High Court Ruling Shows Pork Industry Complaints Are Pure Hogwash
National Communications Coordinator
In a much welcomed and long-awaited 5-4 decision, the U.S. Supreme Court in mid-May upheld California’s Proposition 12, affirming that states may place limits on commercial exploitation of animals, including animals raised for food.
Prop 12 is the voter-approved 2018 ballot measure that took aim at gestation crates for mother pigs and battery cages for laying hens — confinement systems so severe and restrictive that the animals, standing shoulder to shoulder or wing to wing, cannot even turn around.
Justices rightly swatted away the pork industry’s persistent and overwrought complaints that Prop 12 would devastate them economically. Had the industry prevailed, it would have had a dire impact on similar state animal-welfare initiatives, as well as laws passed by state Legislatures across the country.
Our reaction was well received in mainstream press, including the San Francisco Chronicle, Des Moines Register, and many other print and television news outlets, along with our written opinion published in the Orange County Register, Denver Post, and other newspapers around the country, reminding the public that the states do indeed have rights when it comes to protecting animals and promoting food safety.

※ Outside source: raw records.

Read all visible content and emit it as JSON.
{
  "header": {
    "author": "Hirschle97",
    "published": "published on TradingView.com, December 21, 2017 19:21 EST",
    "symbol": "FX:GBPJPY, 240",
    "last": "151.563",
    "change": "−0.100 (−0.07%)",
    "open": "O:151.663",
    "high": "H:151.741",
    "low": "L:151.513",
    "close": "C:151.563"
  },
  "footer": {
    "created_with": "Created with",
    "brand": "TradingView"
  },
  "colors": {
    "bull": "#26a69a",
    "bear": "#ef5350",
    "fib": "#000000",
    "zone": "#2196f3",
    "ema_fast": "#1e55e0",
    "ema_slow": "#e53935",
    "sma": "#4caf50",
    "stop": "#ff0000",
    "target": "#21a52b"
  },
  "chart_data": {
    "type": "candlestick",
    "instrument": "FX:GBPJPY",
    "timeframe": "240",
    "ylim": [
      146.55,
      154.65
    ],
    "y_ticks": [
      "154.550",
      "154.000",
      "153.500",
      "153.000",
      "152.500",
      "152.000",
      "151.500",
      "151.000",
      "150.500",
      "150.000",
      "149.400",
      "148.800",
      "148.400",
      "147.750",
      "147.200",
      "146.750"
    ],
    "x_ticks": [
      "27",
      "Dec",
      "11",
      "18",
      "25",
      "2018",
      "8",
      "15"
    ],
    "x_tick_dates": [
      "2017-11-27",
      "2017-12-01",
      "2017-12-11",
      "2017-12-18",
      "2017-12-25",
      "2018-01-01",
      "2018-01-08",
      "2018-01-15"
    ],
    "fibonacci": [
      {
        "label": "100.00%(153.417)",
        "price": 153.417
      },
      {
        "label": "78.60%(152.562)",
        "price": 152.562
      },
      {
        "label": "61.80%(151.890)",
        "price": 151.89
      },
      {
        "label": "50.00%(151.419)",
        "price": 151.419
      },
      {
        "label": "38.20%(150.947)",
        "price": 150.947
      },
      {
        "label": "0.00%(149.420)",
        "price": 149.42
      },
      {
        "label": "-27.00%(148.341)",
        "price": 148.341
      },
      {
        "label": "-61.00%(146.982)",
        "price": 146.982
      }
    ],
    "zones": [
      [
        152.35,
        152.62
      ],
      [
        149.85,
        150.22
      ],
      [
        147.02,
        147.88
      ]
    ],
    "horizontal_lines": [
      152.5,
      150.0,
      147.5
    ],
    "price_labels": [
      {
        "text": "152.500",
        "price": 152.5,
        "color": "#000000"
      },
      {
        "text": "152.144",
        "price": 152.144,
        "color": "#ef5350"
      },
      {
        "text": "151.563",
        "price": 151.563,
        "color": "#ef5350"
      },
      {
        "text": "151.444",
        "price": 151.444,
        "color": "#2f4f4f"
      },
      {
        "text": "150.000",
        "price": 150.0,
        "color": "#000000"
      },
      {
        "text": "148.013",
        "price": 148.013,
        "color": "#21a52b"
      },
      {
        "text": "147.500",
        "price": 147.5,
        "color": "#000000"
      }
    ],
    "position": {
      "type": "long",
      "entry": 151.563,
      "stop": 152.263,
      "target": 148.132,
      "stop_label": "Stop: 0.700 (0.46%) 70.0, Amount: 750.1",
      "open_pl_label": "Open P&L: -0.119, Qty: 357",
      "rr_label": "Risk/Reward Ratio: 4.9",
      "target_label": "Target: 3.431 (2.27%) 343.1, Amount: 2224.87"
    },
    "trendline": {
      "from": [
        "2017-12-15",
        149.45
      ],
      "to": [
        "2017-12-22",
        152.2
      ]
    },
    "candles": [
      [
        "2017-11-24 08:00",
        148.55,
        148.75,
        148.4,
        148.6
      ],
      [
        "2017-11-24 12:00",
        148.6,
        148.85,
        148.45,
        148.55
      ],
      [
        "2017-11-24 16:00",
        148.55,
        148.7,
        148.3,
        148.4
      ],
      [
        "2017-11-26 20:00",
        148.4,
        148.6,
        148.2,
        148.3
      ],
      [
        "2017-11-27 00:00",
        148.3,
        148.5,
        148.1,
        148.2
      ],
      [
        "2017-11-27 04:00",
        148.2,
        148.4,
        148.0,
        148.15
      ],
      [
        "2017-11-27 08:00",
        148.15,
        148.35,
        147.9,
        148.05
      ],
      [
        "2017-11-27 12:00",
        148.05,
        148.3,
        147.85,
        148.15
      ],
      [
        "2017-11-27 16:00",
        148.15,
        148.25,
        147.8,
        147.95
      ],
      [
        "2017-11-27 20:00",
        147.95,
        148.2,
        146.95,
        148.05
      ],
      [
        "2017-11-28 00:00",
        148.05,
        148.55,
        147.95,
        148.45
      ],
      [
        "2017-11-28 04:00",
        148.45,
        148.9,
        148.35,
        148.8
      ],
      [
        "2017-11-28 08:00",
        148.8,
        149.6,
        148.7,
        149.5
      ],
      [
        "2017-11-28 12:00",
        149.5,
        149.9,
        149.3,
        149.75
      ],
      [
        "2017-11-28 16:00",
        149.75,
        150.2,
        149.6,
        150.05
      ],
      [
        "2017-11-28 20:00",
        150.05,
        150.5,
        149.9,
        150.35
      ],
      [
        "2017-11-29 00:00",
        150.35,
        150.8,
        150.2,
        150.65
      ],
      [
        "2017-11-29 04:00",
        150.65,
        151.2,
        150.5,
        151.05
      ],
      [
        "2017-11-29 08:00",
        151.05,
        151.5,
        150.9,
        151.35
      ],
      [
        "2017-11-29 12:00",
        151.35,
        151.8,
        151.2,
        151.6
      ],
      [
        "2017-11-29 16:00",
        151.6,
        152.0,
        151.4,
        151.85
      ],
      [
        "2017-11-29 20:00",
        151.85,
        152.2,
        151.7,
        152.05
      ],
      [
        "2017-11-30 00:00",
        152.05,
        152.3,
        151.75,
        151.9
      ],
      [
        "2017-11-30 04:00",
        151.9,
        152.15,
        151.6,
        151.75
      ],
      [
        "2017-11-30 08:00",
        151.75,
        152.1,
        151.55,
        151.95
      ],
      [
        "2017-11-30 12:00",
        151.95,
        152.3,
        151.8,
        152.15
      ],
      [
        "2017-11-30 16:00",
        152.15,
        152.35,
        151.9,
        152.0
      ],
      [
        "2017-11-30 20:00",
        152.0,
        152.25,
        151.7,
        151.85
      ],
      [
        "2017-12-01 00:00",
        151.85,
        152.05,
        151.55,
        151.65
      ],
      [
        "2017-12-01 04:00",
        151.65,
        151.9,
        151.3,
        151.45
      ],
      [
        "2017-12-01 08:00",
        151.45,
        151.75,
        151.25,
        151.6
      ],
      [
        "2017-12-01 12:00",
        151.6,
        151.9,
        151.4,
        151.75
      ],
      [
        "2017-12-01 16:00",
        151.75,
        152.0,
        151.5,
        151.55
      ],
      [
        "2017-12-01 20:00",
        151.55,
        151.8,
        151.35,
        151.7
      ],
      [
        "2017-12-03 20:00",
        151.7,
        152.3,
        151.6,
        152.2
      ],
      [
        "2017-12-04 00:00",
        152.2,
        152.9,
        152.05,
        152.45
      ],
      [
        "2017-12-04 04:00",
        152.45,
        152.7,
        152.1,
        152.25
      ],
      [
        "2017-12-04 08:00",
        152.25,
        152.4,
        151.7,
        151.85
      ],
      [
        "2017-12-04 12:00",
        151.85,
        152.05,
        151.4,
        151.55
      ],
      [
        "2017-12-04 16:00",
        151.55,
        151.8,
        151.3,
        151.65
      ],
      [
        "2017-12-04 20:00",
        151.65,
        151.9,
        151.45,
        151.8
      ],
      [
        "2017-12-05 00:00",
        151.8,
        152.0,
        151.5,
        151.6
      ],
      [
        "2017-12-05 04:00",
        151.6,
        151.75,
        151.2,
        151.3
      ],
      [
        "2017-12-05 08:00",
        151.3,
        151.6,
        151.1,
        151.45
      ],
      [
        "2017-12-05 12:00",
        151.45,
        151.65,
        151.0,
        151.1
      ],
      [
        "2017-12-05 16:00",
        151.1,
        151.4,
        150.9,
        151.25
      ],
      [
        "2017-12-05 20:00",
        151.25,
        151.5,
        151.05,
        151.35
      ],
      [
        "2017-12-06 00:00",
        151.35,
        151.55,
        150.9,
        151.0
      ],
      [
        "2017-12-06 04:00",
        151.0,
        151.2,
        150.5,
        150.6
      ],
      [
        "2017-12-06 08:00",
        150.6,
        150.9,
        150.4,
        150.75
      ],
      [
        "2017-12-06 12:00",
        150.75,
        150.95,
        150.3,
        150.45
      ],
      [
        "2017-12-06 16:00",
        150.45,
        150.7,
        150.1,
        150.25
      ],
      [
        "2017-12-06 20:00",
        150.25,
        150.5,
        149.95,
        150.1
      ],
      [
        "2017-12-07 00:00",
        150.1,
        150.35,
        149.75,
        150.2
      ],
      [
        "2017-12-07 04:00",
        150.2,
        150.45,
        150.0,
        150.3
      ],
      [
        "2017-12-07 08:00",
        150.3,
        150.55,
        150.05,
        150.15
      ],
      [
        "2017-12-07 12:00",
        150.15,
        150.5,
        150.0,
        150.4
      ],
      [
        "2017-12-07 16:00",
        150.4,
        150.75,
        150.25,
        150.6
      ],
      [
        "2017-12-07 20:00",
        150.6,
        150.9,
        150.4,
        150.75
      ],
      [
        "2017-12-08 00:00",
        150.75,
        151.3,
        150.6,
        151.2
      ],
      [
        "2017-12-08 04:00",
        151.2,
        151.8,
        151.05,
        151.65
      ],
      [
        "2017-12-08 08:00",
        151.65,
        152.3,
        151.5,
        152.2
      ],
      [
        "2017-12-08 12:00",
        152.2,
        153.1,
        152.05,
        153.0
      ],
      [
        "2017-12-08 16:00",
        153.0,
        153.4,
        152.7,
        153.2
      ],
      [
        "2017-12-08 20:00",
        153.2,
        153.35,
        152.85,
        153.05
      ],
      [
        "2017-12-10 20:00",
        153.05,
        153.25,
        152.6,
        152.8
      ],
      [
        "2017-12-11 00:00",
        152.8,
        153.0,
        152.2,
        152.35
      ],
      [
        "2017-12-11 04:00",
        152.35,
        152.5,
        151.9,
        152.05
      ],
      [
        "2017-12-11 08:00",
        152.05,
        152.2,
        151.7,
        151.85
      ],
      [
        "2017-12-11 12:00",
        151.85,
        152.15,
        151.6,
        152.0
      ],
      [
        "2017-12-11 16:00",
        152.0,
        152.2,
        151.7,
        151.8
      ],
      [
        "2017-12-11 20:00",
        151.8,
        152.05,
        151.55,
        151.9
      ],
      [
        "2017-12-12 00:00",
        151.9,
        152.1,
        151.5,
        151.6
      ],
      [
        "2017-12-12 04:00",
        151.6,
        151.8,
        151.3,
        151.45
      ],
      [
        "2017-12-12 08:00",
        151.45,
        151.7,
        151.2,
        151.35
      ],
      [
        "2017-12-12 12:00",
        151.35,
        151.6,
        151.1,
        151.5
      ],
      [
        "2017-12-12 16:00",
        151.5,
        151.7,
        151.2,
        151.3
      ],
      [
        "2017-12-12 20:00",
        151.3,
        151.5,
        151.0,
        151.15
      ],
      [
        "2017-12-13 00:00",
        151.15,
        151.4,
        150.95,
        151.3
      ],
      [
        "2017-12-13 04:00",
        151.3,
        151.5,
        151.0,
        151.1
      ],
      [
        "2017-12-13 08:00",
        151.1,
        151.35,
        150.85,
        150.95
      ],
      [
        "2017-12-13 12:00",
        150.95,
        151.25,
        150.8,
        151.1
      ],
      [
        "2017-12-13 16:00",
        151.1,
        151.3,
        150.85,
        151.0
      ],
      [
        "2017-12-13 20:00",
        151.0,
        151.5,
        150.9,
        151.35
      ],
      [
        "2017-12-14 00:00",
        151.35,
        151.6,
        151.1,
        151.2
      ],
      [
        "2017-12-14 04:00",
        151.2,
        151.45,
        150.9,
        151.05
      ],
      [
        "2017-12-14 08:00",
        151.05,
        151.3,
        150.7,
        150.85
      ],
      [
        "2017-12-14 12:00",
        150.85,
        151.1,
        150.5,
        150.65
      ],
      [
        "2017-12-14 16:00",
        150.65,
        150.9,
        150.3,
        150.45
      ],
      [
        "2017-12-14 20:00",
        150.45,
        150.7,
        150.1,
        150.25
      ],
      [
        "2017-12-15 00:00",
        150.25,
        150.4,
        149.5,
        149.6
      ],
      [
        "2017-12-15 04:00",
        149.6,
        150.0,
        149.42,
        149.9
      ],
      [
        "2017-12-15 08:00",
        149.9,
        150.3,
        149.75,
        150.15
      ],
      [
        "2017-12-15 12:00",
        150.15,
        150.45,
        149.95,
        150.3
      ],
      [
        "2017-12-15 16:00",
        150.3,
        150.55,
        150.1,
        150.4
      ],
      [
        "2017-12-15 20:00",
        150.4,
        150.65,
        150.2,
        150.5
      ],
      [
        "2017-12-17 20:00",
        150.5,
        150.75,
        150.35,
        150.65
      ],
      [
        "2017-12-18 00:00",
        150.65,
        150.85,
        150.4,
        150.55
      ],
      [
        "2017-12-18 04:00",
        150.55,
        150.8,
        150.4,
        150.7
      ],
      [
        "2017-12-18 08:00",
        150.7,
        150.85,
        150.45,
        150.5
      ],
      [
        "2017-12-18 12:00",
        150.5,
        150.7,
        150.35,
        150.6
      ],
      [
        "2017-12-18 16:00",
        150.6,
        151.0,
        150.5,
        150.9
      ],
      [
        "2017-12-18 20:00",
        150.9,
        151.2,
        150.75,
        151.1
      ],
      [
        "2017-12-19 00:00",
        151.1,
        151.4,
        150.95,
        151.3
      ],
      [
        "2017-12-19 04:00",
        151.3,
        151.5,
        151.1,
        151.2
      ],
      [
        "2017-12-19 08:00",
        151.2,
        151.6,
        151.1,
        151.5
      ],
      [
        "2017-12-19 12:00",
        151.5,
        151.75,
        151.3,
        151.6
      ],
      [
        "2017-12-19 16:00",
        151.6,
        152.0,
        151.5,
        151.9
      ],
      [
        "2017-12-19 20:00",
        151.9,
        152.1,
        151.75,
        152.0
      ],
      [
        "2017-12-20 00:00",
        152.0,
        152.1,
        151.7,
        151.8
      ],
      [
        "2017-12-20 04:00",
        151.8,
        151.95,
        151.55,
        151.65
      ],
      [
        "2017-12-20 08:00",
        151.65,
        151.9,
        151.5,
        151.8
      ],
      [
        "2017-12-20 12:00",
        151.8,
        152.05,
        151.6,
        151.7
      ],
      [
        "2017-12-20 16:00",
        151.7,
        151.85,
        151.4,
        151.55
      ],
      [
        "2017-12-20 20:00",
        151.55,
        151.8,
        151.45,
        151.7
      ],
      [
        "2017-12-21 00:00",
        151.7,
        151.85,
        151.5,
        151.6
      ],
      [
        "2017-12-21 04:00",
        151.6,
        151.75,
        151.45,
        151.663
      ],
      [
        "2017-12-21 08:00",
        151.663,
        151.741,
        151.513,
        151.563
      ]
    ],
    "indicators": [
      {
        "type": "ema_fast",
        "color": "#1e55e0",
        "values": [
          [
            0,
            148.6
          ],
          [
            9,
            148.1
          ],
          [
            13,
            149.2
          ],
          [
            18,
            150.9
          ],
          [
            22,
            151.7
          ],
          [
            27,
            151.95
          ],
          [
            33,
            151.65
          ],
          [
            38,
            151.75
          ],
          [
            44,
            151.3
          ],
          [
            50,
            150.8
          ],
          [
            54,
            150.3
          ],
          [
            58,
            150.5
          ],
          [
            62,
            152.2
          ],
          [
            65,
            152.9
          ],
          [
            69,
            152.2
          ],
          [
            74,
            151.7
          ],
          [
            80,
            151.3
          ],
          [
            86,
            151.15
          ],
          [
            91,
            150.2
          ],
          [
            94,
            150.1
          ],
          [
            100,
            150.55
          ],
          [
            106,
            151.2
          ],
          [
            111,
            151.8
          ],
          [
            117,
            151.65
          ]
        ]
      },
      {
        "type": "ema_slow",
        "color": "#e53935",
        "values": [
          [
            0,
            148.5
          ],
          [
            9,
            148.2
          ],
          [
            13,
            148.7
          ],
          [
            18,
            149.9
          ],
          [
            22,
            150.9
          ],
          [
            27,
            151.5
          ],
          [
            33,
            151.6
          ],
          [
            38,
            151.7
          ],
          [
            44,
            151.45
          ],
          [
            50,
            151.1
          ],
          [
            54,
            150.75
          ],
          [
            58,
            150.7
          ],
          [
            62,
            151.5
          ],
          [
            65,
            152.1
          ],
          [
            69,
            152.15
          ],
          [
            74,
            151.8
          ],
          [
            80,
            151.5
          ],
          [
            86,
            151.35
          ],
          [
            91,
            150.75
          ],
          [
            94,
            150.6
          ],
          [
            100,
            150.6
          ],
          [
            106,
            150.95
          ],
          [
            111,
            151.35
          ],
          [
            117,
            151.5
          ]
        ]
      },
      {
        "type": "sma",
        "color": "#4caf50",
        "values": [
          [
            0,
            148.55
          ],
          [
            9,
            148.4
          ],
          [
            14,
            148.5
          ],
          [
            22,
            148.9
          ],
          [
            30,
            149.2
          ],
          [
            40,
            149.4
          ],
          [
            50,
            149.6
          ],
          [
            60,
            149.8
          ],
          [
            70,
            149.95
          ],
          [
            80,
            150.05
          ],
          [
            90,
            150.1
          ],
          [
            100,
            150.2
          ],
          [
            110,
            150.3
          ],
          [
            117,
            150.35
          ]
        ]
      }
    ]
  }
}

Associate Justice Neil Gorsuch, writing for the majority, held that the law is constitutional because it is fairly applied, and it reflects core social and scientific values related to the humane treatment of animals and food safety. This was a matter for voters and other policy makers to decide, not judges, wrote Gorsuch
Now is the time for not just the states but for all consumers to act on behalf of tens of millions of pigs and egg-laying hens cruelly confined in factory farms across America — sentient beings who cannot wait or tolerate excuses designed for delays, because the court has determined Prop 12 is a proper exercise of state authority.
“There are also no practical reasons why enforcement should not be immediate or that the pork industry is unable to meet the demands of California’s residents for humanely raised pork,” said Scott Edwards, general counsel for Animal Wellness Action and the Center for a Humane Economy.
“The pork industry has been supplying gestation-crate free pork to the market for years, due to corporate and consumer buyers’ demand for it, and it’s time to stop bellyaching and give customers the product they demand,” he said.
Following the ruling, Animal Wellness Action and the Center for a Humane Economy wrote to California and Massachusetts officials and urged them to enforce the long-delayed restrictions on the sale of pork and put them to work to improve the lives of animals. Pork from factory farms in Iowa, North Carolina, and other states using gestation crates should no longer be sold in California, according to the letter, which can be read here. For thousands of pork producers who now rely on more extensive and humane housing systems, the California and Massachusetts laws provide an amazing marketplace for them.
“Voters approved Proposition 12 in a landslide five years ago to enshrine farm animal welfare standards into law,” said Wayne Pacelle, president of Animal Wellness Action and the key architect of the ballot measures. “Consumers in California and Massachusetts don’t want to contribute to extreme confinement of breeding sows in gestation crates that immobilize the animals. The law must speak and the will of the people must be honored. No more delays in implementation.
“The pork industry has been supplying gestation-crate free pork to the market for years, due to corporate and consumer buyers’ demand for it, and it’s time to stop bellyaching and give customers the product they demand.”
– Scott Edwards, general counsel for Animal Wellness Action and the Center for a Humane Economy.